I m reducing the batch size and the epoch (just for the sake of seeing if the tensor board is able to monitor the loss functions for train and test.
–classes ./data/train_new_names.names \ —> NOT new_names.names
–mode fit --transfer darknet
by the way in the jupiter notebook it mentions : data/new_names.names
and in fact calling the script:
generate_tfrecord_n.py --image_path_input=images/train --csv_input=data/train_labels.csv --output_path=data/train.tfrecord --output_path_names=data/train_new_names.names
However, this is not the issue for me.
“You can also monitor the system load by executing top or htop (this last one has more colours). Here you can see the load average and the RAM memory used.
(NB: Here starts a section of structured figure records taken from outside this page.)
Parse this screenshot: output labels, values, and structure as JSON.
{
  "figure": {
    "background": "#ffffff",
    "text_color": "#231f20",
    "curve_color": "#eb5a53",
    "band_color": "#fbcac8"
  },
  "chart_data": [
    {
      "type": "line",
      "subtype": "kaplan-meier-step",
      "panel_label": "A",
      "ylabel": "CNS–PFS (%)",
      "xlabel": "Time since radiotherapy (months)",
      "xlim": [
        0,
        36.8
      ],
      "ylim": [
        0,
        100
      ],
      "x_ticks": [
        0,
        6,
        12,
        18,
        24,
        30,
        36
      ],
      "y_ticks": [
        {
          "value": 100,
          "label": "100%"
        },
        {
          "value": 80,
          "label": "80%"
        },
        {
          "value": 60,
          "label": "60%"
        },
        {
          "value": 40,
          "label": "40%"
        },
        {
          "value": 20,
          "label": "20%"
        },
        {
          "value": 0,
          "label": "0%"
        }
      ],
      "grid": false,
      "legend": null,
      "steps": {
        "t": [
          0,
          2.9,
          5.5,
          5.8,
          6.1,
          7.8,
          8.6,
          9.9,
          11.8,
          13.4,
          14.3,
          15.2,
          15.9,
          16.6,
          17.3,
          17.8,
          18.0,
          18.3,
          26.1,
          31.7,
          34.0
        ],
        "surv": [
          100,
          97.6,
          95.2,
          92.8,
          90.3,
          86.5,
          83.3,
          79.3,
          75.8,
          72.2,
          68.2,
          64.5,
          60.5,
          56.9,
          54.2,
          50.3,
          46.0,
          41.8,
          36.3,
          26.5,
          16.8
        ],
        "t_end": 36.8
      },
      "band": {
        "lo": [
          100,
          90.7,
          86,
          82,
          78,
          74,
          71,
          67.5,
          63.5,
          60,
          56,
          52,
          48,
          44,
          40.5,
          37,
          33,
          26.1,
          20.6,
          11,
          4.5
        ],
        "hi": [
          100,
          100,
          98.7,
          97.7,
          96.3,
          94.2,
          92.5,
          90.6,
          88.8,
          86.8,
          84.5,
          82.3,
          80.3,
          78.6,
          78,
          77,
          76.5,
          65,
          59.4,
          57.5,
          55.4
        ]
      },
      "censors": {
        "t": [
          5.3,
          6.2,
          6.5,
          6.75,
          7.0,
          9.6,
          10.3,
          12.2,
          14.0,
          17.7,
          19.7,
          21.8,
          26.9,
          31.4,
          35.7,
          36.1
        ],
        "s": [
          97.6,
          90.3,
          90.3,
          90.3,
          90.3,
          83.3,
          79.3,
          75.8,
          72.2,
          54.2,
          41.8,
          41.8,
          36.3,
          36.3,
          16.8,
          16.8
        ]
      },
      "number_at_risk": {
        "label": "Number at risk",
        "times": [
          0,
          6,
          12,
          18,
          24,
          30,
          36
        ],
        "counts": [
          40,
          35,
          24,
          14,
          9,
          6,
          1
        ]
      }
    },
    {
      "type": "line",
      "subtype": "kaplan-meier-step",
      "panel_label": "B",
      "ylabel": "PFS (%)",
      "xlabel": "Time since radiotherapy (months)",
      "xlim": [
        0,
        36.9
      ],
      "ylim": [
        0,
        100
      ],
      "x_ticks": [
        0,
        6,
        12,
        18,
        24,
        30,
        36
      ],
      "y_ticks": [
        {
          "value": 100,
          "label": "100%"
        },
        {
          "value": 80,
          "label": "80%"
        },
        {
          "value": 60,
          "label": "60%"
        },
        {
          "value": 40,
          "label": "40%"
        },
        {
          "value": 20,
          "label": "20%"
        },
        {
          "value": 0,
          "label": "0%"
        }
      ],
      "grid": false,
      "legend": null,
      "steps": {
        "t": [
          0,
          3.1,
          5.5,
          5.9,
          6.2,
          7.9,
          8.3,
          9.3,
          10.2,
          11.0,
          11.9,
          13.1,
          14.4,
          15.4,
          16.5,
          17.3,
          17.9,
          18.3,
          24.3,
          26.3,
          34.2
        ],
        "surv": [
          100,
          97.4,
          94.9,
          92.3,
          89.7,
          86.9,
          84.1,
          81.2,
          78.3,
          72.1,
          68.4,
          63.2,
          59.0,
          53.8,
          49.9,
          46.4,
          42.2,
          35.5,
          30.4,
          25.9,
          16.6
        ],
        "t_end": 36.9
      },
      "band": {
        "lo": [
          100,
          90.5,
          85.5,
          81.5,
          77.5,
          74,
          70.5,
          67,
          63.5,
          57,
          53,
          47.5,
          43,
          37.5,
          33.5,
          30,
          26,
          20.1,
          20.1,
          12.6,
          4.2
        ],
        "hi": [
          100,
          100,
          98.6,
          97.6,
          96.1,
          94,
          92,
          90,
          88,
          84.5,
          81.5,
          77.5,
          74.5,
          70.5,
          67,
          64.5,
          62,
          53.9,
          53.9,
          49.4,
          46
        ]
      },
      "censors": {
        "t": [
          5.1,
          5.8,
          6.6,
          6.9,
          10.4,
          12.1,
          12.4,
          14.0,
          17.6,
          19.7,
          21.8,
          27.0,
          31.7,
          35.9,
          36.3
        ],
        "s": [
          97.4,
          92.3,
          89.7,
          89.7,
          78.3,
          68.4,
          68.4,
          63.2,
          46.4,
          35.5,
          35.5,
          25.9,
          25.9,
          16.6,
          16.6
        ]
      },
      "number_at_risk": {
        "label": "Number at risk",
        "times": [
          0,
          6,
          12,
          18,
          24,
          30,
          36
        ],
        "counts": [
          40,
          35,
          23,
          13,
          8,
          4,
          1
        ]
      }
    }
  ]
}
Exceeding the RAM will terminate the system, so be carefull to not exceed the 95%.”
to avoid this i tried to reduce the number of training data by reducing the number of inputs of the training in the csv file “train_labels.csv”. This means that by calling the script “generate_tfrecord_n.py” will generate less data to train for the tensorflow engine .
However , I still get above 93% of CPU load (see enclosed snapshot) although i reduced the training data as mentioned in the following quote:
If the scripts gets killed, it means that you chose a batch_size that was too big for the processing power you have. Lower it in the ssd_mobilenet_v1_coco.config and try again. Also, using a lot of training images might kill the process as well, so again, remove some of the images, redo the previous steps, and try again.
Where can i find ssd_mobilenet_v1_coco.config ??
Any hints ? what Am i doing wrong ??? How can i reduce the CPU load in order to check if the toolchain works accordingly (only for learning sake )
Thanks in advance